Hugh Pennington says
Good to hear that Bob Tait is a nominalist, even if he is an independista.. I shared podiums with many Yes supporters during debates before the referendum, and civility was the norm. but I have experienced personal hostility due to my English accent. Nevertheless we are lucky that nationalism north of the border hasn’t developed an Irish flavour. My academic boss in Glasgow came to the UK inn the kinder transport. Not all nationalists are nice.
Allan Sutherland says
I can think of one current example of the “independista” dismissal of scientific method: independence supporter Patrick Harvie’s demand that Nicola Sturgeon cancels the recently commissioned inquiry into fracking. It isn’t because of the £135k cost and her pledge that fracking “ain’t gonna happen” (so why commission it if you are going to reject its possible findings?), it is because he is extremely afraid of the results and wants to shut down any debate.
Regina Erich says
Hugh Pennington’s analysis provides a valuable insight into a school of thought which serves to reinforce exclusive nationalist thinking: the idea that a group of people share specific traits which set them apart from other human beings and mark them out as, for example, distinctly ‘Scottish’.
The article also explains why many of us feel so uneasy about this: the particular quality which makes human beings Scottish (or German or Danish or Russian) can’t be measured or quantified – you need to believe in its existence. To which extent an individual identifies with ‘Scottishness’ depends on factors like upbringing, personal conviction or the influence of other people.

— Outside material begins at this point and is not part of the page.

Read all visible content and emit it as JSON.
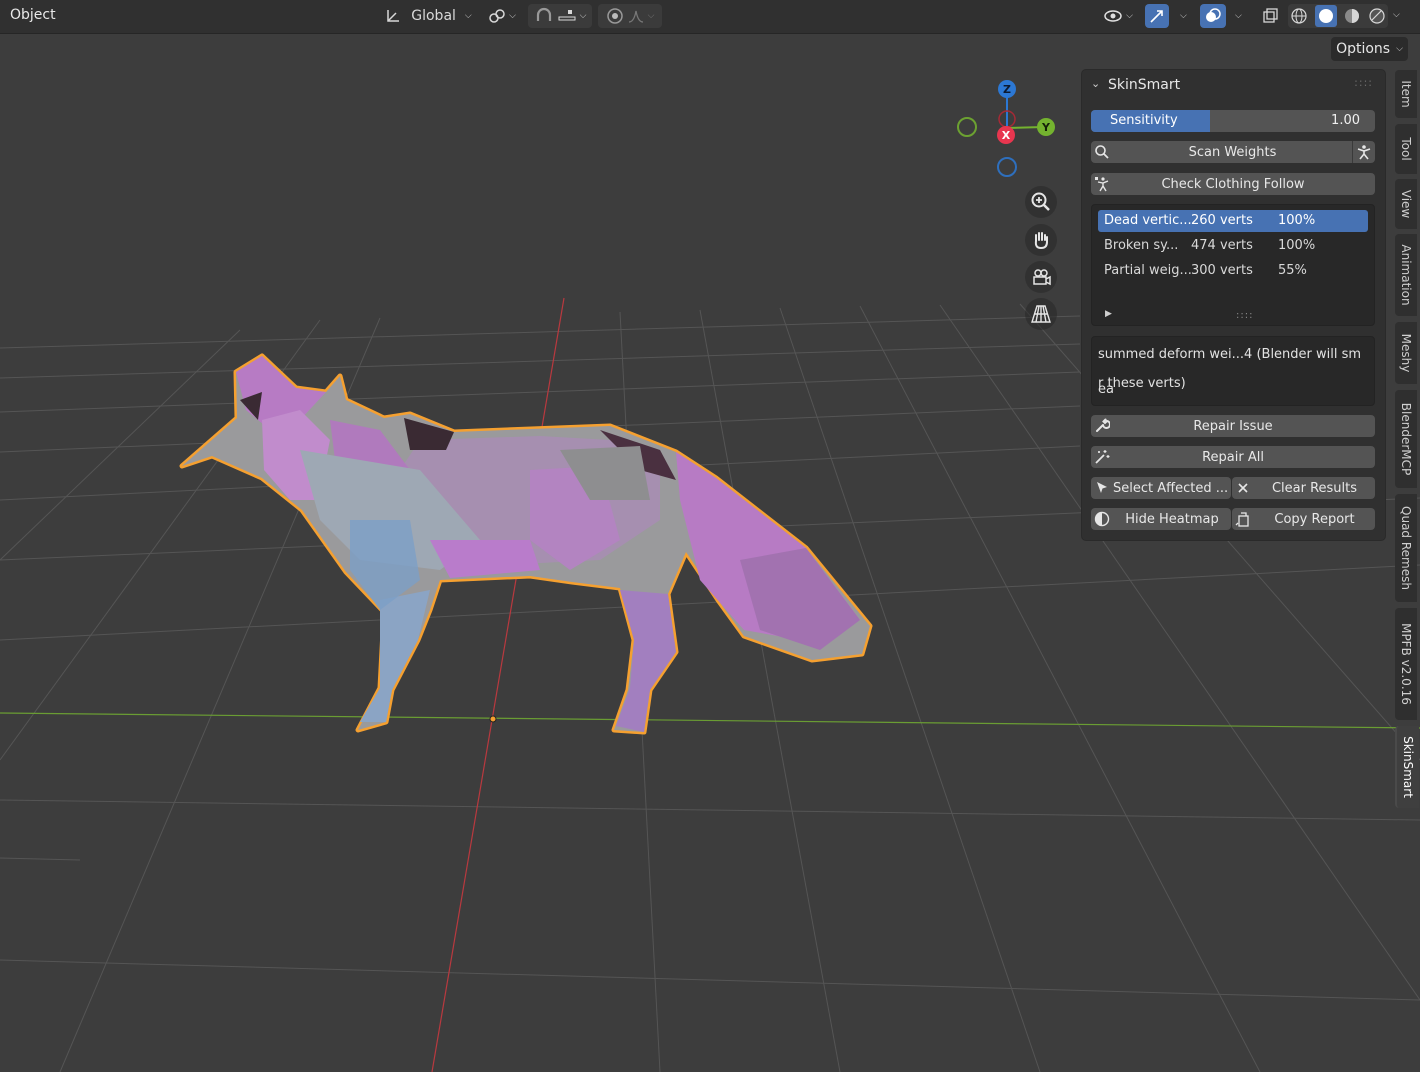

Over the past years we have seen the attempts of Scottish nationalists to instill a sense of ‘Scottishness’ (as opposed to ‘Britishness’) in people’s minds and hearts – from nationhood-inspired projects like the Great Tapestry of Scotland to relentless efforts to gain control of BBC Scotland in order to “present national and international news through a Scottish lens“. Yet so far nobody was able to describe this ‘Scottishness’ – the very quality which supposedly separates us from other nations, most importantly England – in exact, verifiable terms.
However, on social media and in readers’ letters nationalists maintain that the ‘true Scot’ does exist (he or she needs to reject Labour/LibDem/Tories and embrace independence). If the SNP fails to reign in such divisive sense of nationhood, Alex Salmond’s “best small country in the world“ is at risk of mutating into a realm of national chauvinism. Hugh Pennington’s article reminds us how real this danger actually is.